Hastalık seyri: Hastalık yapıcı etkenin bulaşma yolu solunum yollarıdır. İnfekte bireyin solunum sistemi salgıları damlacık yolu ile yayılarak diğer insanları infekte eder. Aynı evde yaşayan insanların bağışıklaması yok ise %90 oranında bu hastalığı alırlar. Genellikle ev içinde hastalığa kaynak olan kişi erişkinlerdir. Küçük çocuklar hastalığı sessiz bir şekilde hastalığa yakalanmış olan büyük kardeşleri ve yetişkinlerden alır. Bulaşıcılığın en çok olduğu dönem öksürüğün başlamadan önceki dönemdir, ancak öksürük başladıktan üç hafta sonrasına kadar bulaşıcılık devam eder. Hastalık etken olan ajanın alınımından yaklaşık 4-21 gün sonra ortaya çıkar. Öncelikle hastalığın ilk döneminde burun akıntısı, gözde yaşarma, halsizlik ve fazla yükselmeyen ateş gibi hafif üst solunum yolu enfeksiyonuna benzer belirtiler ortay çıkar. Bu dönemde hastalığın tanısının konulması güçtür. Ancak etrafta boğmaca hastalığına yakalandığı bilinen bireylerin varlığı mevcut ise tanı konulabilir. Bu dönemin ardından kuru öksürük başlar ve çok geçmeden boğmaca için karakteristik şiddetli öksürük nöbetleri ortaya çıkar. Bu dönemde bir dizi soluk verirken patlama tarzı öksürüğü, tipik bir nefes alma sesi (whooping) ortaya çıkar. Öksürüğün şiddeti ile hastada morarmalar ve kusma görülür. Bu dönemde ortay çıkan öksürük nöbetleri sayısı günde otuzu bulabilir, çoğu kez kendiliğinden ve gece ortaya çıkarken bazen gürültü ve soğuk hava gibi faktörlerde nöbetin ortaya çıkmasına neden olabilir. Bu aşamaya kadar hastada ateş ya çok hafiftir yada görülmez. Altı aylık çocuklarda bu dönem farklı seyredebilir, öksürük nöbetlerinden daha çok ani kısa süreli soluk alamama görülebilir. Klasik boğmacanın süresi 6-10 hafta olmakla birlikte, hastaların yarıdan çoğunda hastalık 6 haftadan az, hastaların dörtte birinde ise 3 hafta ve daha kısa sürer. Öksürüğün şiddetinin ve sıklığının azalması ile hasta iyileşme dönemine girer. Bu dönemde, uzun bir aradan sonra yeniden öksürük atakları olabilirse de hastalığın alevlendiği anlamına gelmez, çoğu kez soğuk gibi bir etken ile ortaya çıkmıştır ve bakteri saptanamaz.

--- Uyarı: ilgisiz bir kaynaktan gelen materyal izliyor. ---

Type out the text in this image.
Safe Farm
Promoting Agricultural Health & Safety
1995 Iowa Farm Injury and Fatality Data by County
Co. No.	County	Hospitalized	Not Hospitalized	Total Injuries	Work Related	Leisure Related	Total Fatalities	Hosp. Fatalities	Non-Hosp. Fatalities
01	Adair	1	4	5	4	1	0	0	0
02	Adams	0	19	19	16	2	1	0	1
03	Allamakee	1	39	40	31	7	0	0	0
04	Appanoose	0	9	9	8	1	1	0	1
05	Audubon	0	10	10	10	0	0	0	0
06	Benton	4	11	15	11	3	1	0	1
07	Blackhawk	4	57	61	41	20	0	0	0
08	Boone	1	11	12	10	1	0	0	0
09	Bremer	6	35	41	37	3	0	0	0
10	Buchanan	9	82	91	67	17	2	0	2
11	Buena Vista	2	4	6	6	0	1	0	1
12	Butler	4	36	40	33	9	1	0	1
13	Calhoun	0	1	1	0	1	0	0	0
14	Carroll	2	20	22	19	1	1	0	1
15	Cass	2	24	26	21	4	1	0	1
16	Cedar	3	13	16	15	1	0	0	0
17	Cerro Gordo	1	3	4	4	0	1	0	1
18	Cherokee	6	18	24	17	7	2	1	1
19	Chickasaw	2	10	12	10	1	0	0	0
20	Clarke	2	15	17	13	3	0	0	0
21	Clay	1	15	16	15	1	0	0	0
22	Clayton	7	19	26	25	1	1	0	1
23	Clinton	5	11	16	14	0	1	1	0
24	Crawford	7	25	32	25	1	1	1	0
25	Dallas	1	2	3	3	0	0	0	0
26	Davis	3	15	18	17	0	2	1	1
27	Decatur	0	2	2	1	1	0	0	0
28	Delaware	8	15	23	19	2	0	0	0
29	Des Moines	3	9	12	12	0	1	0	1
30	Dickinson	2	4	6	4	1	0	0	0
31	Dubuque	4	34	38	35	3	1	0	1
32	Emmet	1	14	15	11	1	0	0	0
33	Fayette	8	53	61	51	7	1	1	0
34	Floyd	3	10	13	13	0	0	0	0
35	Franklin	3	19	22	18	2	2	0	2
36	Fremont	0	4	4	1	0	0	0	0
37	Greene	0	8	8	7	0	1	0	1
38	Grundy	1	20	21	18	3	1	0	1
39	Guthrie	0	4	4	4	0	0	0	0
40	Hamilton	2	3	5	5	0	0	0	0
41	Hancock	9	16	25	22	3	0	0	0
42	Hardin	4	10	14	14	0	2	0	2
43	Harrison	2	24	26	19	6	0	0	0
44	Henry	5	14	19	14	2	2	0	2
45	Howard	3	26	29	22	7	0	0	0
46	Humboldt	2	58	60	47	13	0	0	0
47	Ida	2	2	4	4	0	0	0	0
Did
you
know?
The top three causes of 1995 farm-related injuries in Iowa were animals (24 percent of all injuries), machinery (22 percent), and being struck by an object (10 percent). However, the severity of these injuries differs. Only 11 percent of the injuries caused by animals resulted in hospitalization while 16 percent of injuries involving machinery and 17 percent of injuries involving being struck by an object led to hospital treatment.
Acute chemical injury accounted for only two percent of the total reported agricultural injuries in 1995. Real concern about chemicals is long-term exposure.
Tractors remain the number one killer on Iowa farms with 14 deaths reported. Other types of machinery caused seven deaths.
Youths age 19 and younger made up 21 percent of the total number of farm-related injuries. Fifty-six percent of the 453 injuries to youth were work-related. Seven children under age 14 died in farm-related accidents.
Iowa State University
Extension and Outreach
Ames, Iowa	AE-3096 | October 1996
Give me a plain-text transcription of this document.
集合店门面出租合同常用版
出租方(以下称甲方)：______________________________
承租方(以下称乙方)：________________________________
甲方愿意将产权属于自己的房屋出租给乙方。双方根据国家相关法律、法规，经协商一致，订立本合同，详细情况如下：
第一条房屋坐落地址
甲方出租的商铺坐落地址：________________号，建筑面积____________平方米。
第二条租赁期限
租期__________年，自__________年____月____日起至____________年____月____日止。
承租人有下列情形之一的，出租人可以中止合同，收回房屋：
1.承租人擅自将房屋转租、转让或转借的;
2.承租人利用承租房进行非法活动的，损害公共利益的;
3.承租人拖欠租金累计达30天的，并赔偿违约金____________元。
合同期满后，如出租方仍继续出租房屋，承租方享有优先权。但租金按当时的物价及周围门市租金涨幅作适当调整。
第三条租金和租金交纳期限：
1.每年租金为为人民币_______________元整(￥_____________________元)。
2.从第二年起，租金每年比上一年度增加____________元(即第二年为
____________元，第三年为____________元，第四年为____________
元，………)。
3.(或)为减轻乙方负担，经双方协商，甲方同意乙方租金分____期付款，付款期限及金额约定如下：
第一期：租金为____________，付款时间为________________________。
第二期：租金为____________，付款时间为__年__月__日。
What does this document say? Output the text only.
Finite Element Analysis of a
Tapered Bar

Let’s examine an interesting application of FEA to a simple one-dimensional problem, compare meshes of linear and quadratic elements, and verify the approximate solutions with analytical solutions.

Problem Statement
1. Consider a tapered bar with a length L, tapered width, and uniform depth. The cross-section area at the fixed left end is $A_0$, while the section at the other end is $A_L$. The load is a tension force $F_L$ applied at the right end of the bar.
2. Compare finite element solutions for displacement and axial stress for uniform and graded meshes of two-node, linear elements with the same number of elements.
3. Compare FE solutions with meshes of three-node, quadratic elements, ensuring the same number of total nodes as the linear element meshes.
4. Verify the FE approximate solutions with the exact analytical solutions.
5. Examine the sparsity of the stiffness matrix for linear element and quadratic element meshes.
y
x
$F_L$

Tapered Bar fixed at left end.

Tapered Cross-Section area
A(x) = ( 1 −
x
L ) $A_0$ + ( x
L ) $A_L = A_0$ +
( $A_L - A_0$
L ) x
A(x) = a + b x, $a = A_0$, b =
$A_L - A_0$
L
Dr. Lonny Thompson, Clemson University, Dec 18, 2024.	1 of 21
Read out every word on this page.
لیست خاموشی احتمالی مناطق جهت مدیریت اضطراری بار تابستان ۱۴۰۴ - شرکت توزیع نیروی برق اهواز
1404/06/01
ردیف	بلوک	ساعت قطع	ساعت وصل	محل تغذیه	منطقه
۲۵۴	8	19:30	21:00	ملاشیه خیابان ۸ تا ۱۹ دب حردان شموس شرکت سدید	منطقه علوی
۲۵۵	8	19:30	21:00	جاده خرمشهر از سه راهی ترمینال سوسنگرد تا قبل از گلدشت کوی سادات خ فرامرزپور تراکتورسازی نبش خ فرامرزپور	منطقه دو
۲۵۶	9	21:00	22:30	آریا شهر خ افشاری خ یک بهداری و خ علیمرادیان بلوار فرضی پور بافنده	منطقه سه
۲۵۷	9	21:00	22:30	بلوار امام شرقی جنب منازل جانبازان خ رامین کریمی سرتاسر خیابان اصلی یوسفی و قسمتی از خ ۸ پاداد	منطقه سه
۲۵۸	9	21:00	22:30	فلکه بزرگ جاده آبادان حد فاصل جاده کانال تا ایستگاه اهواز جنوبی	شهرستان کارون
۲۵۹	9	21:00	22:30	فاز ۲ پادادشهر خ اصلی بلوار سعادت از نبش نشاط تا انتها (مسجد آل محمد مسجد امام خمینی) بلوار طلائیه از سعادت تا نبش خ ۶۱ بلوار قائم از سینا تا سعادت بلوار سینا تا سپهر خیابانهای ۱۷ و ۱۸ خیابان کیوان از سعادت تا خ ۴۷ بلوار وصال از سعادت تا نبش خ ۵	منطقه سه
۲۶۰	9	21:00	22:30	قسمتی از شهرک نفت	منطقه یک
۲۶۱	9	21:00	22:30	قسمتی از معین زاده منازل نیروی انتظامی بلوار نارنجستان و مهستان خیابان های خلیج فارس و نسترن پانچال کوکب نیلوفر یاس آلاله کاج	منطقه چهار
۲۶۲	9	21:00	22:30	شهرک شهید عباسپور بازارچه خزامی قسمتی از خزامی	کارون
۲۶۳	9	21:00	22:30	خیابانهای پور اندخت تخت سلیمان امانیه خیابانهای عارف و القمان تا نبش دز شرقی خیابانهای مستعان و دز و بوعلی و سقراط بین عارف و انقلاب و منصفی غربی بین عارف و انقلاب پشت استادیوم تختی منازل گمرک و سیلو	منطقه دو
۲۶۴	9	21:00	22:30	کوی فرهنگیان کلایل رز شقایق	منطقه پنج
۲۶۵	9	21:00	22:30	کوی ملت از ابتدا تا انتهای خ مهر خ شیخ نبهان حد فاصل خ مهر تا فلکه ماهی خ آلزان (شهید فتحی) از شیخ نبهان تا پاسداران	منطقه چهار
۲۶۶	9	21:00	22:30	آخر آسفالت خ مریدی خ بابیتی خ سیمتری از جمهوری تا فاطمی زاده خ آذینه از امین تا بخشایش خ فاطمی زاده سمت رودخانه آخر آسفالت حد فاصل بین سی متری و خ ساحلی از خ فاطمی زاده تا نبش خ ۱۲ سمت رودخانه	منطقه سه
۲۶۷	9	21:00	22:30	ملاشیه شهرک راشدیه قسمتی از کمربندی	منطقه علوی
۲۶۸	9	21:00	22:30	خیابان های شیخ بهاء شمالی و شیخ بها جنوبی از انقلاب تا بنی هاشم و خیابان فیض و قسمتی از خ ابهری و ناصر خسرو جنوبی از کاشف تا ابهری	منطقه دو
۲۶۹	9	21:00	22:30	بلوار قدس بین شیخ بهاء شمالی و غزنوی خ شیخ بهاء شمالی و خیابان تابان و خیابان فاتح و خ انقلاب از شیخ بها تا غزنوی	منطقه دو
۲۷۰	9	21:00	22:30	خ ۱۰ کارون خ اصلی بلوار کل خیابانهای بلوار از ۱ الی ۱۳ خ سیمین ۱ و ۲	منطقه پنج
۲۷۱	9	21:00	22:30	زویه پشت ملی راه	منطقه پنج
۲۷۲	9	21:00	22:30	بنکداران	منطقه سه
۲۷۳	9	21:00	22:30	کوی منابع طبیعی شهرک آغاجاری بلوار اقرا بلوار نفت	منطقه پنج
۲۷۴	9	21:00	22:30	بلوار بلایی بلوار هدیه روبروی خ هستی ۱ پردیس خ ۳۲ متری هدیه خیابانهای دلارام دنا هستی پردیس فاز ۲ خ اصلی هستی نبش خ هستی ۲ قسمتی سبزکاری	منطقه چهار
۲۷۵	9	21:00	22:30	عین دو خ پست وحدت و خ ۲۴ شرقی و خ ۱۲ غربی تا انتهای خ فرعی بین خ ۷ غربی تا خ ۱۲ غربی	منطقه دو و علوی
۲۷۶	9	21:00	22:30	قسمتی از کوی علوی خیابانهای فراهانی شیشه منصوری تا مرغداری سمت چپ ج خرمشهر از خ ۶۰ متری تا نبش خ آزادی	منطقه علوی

Tedavi: Altı aylıktan küçük bebeklerin ve kliniği ağırlaşabileceği düşünülen hastaların öksürük nöbetleri, ani soluk alamama, morarma, beslenme güçlükleri ve diğer komplikasyonlar açısından destekleyici tedavi uygulanabilmesi için genellikle hastaneye yatırılmaları gerekir. Hastalarda antibiyotik kullanımı zorunludur. Tercih edilmesi gereken antibiyotik eriythromisindir. Hastalığın bulaşıcı olması ve özellikle 6 ay altındaki çocuklarda ölüme sebebiyet vermesi nedeniyle uzman bir hekim tarafından takip edilmesi ve çocukların aşılarının zamanında yapılması çok önemlidir.